Each year there are 6.4-million automobile accidents nationally, injuring 2.9-million people and killing more than 42,000. Someone dies every 13 minutes, according to the National Highway Transportation Safety Administration.
We're the problem. Careless driving or failure to yield the right of way are the leading causes of fatal accidents, contributing to 1,546 deaths, or 53 percent of the traffic fatalities in Florida, in 2006.
Drivers are careless, rude or self-absorbed, believing wrongly that their time is more valuable than the person behind the wheel of the next vehicle.
Here is a sampling of the behavior witnessed over recent days:
• Two cars driving parallel in the left-hand turn lanes from Cortez Boulevard (SR 50) to the southbound entrance ramp of the Suncoast Parkway switched lanes nearly simultaneously in a race to be first to the toll booths. It was irrelevant since both lanes offered SunPass access and both drivers sped through without pausing.
• A beige Cadillac entered northbound U.S. 19 from a side street and proceeded to cut off oncoming motorists in three lanes as the driver hurried to the median curb cut to turn south. (And a chance to cut off more cars?)
• Ditto the maneuver of the northbound blue sedan with New York plates on Interstate 75. It switched from the SR 56 exit ramp back to the lanes for through traffic without pausing or signaling. At 70 mph.
• A driver in an older-model compact drew an angry horn blast one morning (not from me) after he correctly turned left onto Parkway Boulevard from westbound Ehren Cutoff in Land O'Lakes. The guy in the red Chevrolet at the stop sign on Parkway wrongly presumed he was entitled to the right of way.
There were several other close calls, as well. As far as I could determine, none of the drivers was a teenager. It is a surprise.
This is a grave concern for every parent. The 15-year-old at our house obtained his permit over the summer and now drives periodically in anticipation of the second-semester high school driver's education class. So, whom should we worry about?
Teenage drivers are involved in more accidents than any other age group, 454 per 10,000 licensed drivers, double the statewide average. Sadly, they seem to come in bunches. Four Hernando High School teenagers were killed in 2004. Likewise, five students or recent graduates of Wesley Chapel High School died on the roads in 2006 and two more students were killed in a single-car crash in May of this year.

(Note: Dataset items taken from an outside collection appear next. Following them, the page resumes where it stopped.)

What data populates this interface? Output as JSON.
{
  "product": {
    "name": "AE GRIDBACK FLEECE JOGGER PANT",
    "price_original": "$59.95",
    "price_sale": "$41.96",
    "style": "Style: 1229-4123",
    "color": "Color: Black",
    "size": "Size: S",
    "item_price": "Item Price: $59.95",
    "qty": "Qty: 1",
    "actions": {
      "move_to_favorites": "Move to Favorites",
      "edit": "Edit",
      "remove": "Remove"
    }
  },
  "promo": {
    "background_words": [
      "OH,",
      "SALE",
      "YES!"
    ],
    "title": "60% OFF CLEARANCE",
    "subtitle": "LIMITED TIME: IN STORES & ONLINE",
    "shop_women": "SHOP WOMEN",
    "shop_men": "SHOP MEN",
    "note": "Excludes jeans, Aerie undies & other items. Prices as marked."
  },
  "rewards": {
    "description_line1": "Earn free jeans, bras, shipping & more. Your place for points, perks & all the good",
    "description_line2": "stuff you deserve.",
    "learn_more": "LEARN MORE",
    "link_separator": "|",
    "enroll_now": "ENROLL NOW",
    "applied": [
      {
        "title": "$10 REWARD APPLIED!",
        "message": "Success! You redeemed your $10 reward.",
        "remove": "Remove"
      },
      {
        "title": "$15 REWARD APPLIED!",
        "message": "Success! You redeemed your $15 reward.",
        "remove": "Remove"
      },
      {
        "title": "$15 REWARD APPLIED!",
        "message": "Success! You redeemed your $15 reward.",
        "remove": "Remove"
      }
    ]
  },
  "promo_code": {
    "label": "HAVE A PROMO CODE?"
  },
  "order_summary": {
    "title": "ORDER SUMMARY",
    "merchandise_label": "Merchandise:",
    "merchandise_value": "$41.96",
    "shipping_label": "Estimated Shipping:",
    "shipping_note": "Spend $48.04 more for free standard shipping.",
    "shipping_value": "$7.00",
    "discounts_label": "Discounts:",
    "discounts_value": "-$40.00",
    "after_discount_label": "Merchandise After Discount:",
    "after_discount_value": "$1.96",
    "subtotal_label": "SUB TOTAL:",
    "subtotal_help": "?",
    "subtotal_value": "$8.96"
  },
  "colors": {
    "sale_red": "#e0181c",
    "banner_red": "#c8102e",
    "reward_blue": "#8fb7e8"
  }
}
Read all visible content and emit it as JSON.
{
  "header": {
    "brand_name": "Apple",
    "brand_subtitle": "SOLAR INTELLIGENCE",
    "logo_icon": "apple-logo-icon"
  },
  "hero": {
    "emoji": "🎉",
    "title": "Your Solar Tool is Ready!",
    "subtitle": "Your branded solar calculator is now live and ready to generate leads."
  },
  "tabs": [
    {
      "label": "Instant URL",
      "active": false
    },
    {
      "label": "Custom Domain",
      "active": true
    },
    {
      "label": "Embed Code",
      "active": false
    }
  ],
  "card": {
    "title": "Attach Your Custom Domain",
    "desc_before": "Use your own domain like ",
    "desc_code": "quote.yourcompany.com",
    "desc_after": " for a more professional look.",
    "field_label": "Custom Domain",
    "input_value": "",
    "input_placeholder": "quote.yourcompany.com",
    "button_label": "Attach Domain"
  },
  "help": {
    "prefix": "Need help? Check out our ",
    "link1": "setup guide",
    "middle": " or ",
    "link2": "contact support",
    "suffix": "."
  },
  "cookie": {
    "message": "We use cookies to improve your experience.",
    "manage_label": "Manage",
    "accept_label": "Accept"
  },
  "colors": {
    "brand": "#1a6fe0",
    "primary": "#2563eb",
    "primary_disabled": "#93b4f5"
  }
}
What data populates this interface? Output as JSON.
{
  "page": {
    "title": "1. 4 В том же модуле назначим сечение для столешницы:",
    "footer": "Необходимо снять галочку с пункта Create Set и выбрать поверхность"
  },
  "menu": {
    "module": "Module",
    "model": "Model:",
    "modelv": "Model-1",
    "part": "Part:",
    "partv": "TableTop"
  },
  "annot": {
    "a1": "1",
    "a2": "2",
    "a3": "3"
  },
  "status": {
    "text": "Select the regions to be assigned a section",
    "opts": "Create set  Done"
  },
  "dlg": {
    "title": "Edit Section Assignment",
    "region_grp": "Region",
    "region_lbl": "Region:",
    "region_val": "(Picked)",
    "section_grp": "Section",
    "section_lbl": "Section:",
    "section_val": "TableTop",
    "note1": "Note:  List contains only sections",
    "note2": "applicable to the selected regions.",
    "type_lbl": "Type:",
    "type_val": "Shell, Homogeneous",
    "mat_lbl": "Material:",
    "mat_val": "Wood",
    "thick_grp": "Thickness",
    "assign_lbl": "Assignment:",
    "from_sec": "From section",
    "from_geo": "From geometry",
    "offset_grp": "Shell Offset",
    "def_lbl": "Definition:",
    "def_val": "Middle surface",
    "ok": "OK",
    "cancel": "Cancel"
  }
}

The local response is to advocate safe-driving classes for high-schoolers. A new idea is to raise the minimum driving age.
Let's head back to the roads. Six days ago, I am northbound on U.S. 41 in the lane to turn left onto Gator Lane and the entrance to Land O'Lakes High School. As I approached the intersection, a red Toyota Tundra pickup jumped in front of me from the through lane on the right, essentially making a left-hand turn from the right lane. The driver did not signal.
Once on campus, drivers split into two lanes with some pulling behind the line of buses and others passing by to get to the main entrance. A vehicle to my right paused behind the last bus, then swerved over into the adjacent lane. The driver did not signal, and the motorist in the next lane had to honk the horn to avoid a collision.
The horn-honker was yours truly. The other vehicle? You guessed it. A red Toyota Tundra pickup.
Here is the most dismaying aspect: The driver did not park in the student parking lot. Rather, he or she dropped off a student at the front entrance and then left. In other words, the person with an inability to use a turn signal and a propensity for changing lanes without concern for other cars most likely was an adult driver chauffeuring a teenager to school.
Worry about teen driving? Absolutely.
But if we want our children to be safe motorists, we would be better served to lead by example.